Still, supporters aren’t hearing much from the Defense Department since Hasan went to death row.
“I’m not a fan of Secretary Hagel, but in fairness to him I haven’t really seen a lot of pushback from the Pentagon. They have not been engaged one way or the other,” Cornyn said, noting the widespread criticism of the Pentagon’s original review of the “workplace violence” incident “that masks the evil nature of the threat and sort of lets us let our guard down.”
One of the dangers, he added, is the Pentagon being “too influenced by ideology.”

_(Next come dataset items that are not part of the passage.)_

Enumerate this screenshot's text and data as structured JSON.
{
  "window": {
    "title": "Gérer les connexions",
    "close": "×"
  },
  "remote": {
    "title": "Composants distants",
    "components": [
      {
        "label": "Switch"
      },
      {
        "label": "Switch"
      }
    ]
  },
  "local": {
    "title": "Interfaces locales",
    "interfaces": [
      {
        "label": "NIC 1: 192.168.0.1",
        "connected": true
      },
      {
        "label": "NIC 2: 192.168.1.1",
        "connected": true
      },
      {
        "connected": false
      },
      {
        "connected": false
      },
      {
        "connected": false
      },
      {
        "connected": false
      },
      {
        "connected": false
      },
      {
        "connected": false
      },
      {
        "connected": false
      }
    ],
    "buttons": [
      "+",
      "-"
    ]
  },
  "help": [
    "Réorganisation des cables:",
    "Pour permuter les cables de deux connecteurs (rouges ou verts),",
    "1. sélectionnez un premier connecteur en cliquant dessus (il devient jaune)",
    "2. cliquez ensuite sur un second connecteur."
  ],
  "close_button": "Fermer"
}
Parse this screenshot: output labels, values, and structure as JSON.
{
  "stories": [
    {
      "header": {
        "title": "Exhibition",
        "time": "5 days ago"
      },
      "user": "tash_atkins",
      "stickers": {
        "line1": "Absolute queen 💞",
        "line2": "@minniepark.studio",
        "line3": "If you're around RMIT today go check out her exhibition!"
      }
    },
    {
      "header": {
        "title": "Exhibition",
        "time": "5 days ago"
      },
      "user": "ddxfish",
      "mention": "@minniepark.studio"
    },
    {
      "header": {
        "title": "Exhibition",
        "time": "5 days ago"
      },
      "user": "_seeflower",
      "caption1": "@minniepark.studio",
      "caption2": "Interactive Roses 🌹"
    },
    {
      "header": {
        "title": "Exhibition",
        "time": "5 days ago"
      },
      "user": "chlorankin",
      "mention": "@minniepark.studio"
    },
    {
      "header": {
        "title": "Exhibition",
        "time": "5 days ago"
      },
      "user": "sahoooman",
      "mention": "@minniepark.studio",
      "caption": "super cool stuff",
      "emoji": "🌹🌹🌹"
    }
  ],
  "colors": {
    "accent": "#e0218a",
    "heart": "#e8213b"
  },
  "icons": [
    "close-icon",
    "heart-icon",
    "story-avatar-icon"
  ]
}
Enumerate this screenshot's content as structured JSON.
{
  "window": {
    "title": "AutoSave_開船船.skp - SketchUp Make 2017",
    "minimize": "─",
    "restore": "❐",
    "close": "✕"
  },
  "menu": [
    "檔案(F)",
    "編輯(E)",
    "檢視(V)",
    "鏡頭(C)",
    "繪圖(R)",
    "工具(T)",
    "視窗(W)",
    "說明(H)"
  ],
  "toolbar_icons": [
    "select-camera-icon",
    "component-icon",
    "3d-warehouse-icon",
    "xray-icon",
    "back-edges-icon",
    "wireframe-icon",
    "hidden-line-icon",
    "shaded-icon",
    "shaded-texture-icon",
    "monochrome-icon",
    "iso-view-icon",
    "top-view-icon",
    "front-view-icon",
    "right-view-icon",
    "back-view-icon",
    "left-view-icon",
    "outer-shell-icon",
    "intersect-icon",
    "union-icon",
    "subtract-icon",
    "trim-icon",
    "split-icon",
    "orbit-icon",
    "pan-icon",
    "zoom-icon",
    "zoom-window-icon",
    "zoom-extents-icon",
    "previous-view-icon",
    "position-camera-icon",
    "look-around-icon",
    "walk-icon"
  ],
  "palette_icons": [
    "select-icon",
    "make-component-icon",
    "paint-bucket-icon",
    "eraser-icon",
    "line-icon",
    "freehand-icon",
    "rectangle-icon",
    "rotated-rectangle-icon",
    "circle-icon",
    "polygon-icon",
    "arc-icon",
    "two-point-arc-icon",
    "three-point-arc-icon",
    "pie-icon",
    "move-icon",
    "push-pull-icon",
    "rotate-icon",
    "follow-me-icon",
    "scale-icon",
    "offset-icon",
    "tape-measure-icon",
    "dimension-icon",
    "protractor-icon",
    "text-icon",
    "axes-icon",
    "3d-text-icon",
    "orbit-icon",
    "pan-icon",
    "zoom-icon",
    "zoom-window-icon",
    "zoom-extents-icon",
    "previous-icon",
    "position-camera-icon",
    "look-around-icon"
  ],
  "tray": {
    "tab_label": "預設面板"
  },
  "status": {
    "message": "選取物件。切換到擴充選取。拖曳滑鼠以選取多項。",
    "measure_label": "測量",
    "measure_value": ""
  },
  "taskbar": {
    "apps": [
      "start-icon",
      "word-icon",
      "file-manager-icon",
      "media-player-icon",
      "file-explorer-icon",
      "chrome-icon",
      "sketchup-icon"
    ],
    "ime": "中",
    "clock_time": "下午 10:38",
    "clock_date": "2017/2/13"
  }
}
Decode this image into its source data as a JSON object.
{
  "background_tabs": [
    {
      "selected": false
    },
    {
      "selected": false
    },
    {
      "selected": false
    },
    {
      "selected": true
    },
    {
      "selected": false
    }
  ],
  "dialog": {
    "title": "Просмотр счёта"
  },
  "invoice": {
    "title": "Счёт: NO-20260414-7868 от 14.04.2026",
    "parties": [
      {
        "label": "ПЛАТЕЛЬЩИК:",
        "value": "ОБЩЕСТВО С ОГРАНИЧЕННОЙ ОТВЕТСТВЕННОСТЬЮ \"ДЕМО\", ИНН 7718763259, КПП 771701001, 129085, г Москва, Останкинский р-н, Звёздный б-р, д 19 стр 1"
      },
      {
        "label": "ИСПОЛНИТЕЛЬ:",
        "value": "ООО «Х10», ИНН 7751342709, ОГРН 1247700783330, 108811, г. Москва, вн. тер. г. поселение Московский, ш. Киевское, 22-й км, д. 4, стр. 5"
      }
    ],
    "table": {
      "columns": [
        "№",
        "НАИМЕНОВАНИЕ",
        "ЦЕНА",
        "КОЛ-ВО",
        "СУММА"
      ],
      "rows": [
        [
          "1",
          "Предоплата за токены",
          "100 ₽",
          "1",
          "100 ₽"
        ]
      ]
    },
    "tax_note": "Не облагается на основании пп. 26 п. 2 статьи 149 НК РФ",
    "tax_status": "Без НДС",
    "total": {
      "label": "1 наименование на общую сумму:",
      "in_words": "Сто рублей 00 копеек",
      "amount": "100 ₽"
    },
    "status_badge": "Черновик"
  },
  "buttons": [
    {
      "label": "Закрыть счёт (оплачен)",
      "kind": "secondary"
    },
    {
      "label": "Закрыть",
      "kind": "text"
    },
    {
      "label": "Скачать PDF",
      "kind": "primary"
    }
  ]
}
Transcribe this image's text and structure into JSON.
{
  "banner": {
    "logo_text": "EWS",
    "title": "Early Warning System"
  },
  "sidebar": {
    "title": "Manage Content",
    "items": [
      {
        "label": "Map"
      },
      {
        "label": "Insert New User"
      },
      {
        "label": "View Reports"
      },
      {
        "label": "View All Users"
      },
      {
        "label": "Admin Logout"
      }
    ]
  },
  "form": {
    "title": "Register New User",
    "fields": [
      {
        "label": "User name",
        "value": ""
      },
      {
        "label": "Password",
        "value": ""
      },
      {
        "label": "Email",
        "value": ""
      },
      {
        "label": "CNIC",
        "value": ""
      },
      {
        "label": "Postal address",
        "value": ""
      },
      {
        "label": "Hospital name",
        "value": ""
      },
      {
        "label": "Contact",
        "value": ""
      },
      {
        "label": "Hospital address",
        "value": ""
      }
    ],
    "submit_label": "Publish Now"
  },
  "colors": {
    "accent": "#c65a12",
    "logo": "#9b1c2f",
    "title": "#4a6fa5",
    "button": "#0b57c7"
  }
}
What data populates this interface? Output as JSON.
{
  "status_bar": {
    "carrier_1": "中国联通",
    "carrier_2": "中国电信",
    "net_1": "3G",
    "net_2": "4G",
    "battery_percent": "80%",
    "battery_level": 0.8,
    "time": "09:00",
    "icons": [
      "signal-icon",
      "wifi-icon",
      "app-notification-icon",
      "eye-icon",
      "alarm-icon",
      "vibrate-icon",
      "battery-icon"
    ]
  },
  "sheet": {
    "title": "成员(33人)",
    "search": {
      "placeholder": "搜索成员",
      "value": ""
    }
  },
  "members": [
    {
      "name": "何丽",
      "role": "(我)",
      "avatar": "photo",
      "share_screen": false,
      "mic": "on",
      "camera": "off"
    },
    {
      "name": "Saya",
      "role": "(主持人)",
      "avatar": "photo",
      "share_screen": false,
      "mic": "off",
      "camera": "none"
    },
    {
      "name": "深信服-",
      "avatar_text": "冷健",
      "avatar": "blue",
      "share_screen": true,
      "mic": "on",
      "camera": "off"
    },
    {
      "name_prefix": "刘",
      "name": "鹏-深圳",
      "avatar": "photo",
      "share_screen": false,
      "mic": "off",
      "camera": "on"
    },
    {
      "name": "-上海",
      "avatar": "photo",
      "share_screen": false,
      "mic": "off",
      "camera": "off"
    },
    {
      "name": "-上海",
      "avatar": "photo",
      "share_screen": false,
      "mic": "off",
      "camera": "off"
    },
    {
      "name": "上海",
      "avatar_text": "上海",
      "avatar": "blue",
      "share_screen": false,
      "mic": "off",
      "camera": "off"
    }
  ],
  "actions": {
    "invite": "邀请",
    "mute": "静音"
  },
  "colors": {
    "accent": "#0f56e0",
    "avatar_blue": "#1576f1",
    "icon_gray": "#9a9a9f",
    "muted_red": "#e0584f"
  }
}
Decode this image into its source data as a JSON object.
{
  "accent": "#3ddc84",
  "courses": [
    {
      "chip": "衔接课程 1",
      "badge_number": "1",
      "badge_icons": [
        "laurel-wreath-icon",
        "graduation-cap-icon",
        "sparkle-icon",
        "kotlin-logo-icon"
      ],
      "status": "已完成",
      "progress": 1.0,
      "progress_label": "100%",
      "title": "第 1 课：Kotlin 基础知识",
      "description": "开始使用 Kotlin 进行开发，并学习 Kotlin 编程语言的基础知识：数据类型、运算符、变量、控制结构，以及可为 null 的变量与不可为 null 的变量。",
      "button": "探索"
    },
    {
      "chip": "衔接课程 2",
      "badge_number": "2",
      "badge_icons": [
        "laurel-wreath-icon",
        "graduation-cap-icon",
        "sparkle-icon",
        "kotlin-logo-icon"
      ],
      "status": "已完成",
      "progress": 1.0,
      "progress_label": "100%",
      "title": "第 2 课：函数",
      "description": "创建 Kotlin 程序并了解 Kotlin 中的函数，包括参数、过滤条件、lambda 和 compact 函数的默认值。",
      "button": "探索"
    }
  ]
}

Backers of the Fort Hood Heroes Act do expect pushback on the Purple Hearts, though. “There’s gonna be some Purple Heart recipients unhappy about it,” Carter said, noting that victims of the 9/11 attack at the Pentagon were eligible for the honor.
In Congress, “I can’t imagine anyone wanting to make it an issue in this political climate,” Carter continued. “It’s just the right thing to do. Especially with some people facing an election, if Reid does his usual blocking game, they’re going to suffer for it.”
“The American people have an innate sense of fairness,” he added, and remember that terrifying day when soldiers were “transitioning out to the war zone and all of sudden there’s a guy screaming ‘Allahu Akbar’ and killing.”
And when the bill gets to President Obama’s desk, Carter said he’s feels confident that the commander in chief wouldn’t want to get tangled up in a veto of broadly bipartisan legislation helping the Fort Hood victims. “He’s got more on his plate than he can say grace over right now,” the congressman added.
Cornyn was recently at Fort Hood to announce the legislation and remembers shaking the hand of a man who was seriously wounded in the attack.
“Their sensitivities are still very raw,” he said. “They just went through the trial a short time ago. Until we get closure, there are a number of them on pins and needles.”
“I would encourage everyone to be involved, making sure these innocent warriors who got shot right there in their hometown, that they get the recognition and benefits,” Carter said.